# Fat Flats And .50 Lead



## pop shot (Sep 29, 2011)

I was shooting 30/20's with lead, it was a bit slow, so I cut some 40/30's x 8" working length. They shoot 3/8 steel like lightning, .50 lead at speeds like 3/8 with the 30/20's. Perfect for hunting. Then I started destructive tests. 3mm aluminum plate, redwood fencing. I want to shoot at a car door. The "super bullet" is 2 .50 leads pressed into both sides of a 5/8 steel nut. The lead deformed on the plate, but bent the whole plate and sent it flying. The steel gave it a pretty good dent.


----------



## Danny0663 (Mar 15, 2011)

Nice comparison.
I'm assuming the top right dent is from the steel, top left is the lead ball, and the bottom one is from your homemade ammo?


----------



## JLS:Survival (Dec 8, 2011)

SWEET, i love powerful bandsets


----------



## JLS:Survival (Dec 8, 2011)

what are spec's for those band sets


----------



## pop shot (Sep 29, 2011)

Yes, Danny.
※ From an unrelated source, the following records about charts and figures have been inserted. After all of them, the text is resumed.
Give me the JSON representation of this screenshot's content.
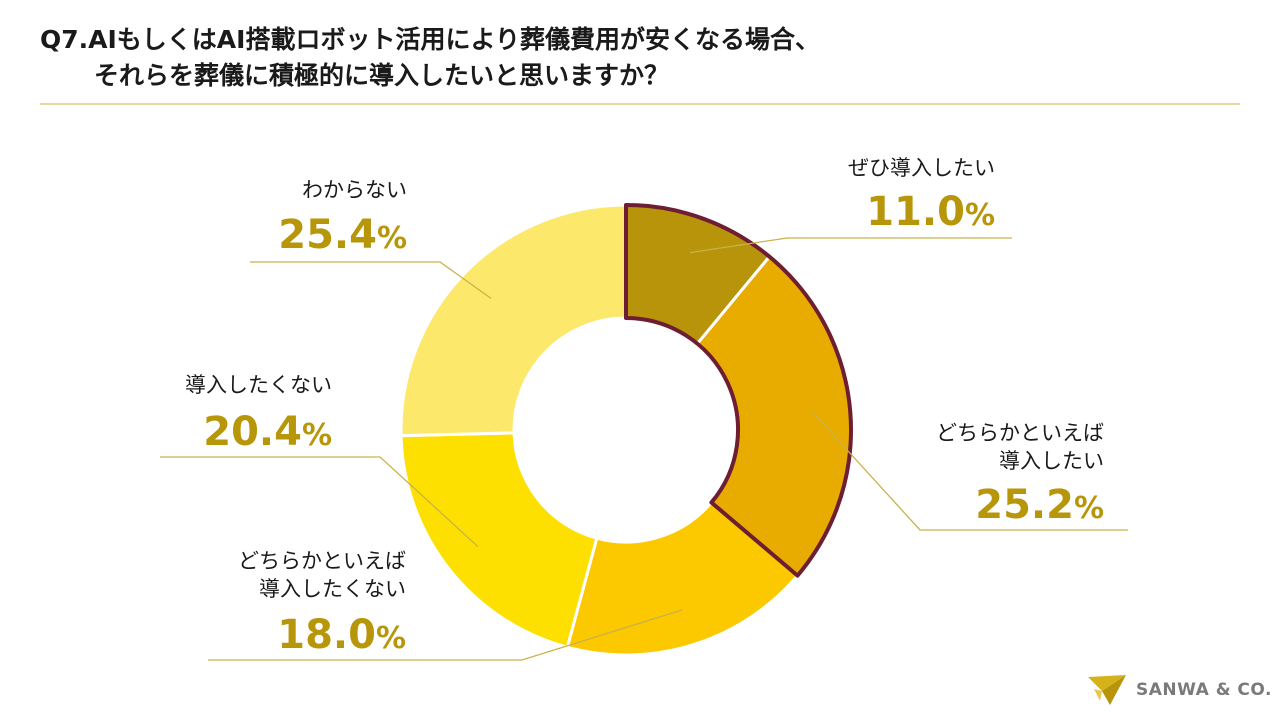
{
  "title_line1": "Q7.AIもしくはAI搭載ロボット活用により葬儀費用が安くなる場合、",
  "title_line2": "それらを葬儀に積極的に導入したいと思いますか？",
  "brand": "SANWA & CO.",
  "chart_data": {
    "type": "pie",
    "donut": true,
    "slices": [
      {
        "label": "ぜひ導入したい",
        "label_lines": [
          "ぜひ導入したい"
        ],
        "value": 11.0,
        "value_text": "11.0",
        "color": "#b8940a"
      },
      {
        "label": "どちらかといえば導入したい",
        "label_lines": [
          "どちらかといえば",
          "導入したい"
        ],
        "value": 25.2,
        "value_text": "25.2",
        "color": "#e8ac00"
      },
      {
        "label": "どちらかといえば導入したくない",
        "label_lines": [
          "どちらかといえば",
          "導入したくない"
        ],
        "value": 18.0,
        "value_text": "18.0",
        "color": "#fcc800"
      },
      {
        "label": "導入したくない",
        "label_lines": [
          "導入したくない"
        ],
        "value": 20.4,
        "value_text": "20.4",
        "color": "#fde000"
      },
      {
        "label": "わからない",
        "label_lines": [
          "わからない"
        ],
        "value": 25.4,
        "value_text": "25.4",
        "color": "#fce96c"
      }
    ],
    "unit": "%",
    "highlight_color": "#6e1e32"
  }
}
The specs are 40mm to 30mm tapered at 9" total length. 8" tie to tie


----------



## Imperial (Feb 9, 2011)

skull krushers for sure !


----------



## bullseyeben! (Apr 24, 2011)

Nice results, id asumme a healthy 240-260 fps by the photos..


----------



## JLS:Survival (Dec 8, 2011)

cant wait to try that band setup thanks pop shot!


----------



## akmslingshots (Mar 2, 2012)

JLS:Survival said:


> SWEET, i love powerful bandsets










i,have,no,space,bar.


----------



## newconvert (Dec 12, 2011)

when i get my Hays ss's back i will rig at least 1 like this. me likey


----------



## Metropolitantrout (Feb 15, 2012)

Did you make that para-cord bag? Looks pretty sweet!


----------



## pop shot (Sep 29, 2011)

I didn't, but it's bada$$. Indestructible and secure. Jskeen made it, send him a pm


----------